By enormous responsibility, I mean once you sequence someone’s DNA, it’s forever. All of us have secrets in our DNA. All of us have some [information] that is more significant than others. For a child, the things we worry about is: What if we identify an adult onset disease. How do we protect every childhood but yet protect that child, so they have the information they need, when it is appropriate.

About paternity; what do we do with that? We just can’t look away. It is not appropriate. But how do we handle that, so that if the child wants to know, they have access to it.

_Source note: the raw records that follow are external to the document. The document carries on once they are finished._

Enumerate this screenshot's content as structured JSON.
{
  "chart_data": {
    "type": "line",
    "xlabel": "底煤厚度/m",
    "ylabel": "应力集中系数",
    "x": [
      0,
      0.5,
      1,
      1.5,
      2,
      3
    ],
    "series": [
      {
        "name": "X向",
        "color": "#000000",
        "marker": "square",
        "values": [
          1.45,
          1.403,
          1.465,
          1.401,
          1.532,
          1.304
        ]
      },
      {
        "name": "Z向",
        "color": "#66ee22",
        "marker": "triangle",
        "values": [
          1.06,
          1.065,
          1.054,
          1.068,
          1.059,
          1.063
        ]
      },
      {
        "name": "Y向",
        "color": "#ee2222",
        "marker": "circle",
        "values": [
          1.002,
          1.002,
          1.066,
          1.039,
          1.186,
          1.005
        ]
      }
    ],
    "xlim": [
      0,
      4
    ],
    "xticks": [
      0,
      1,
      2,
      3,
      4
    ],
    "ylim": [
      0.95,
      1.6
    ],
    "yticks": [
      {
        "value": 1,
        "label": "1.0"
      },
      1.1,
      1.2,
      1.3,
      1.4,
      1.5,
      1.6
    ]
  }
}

When you talk about sequencing a baby and then upload it into national databases, we are not protecting them at all, because the FBI can go in and say, “But I want it now.” These babies have never consented to be sequenced. And, these are very heavy topics. Incest is another one; how do we handle it.

And, just pretending that we don’t see it, looking away, is not the answer. We have to, as a medical community, say: these tests bring an enormous amount of information that can be very helpful to our patients, maybe even life-saving. But, there is a responsibility. And, we have to protect the baby here. How are we going to do that? How are we going to say, as the child comes of age at 18, “You need to know that you were sequenced when you were born.”

You have a right to have access to that information, if you want. And, we have to help you through that process, because it can be very upsetting, depending on what lies in someone’s DNA. It’s never a one-and-done test. It’s forever.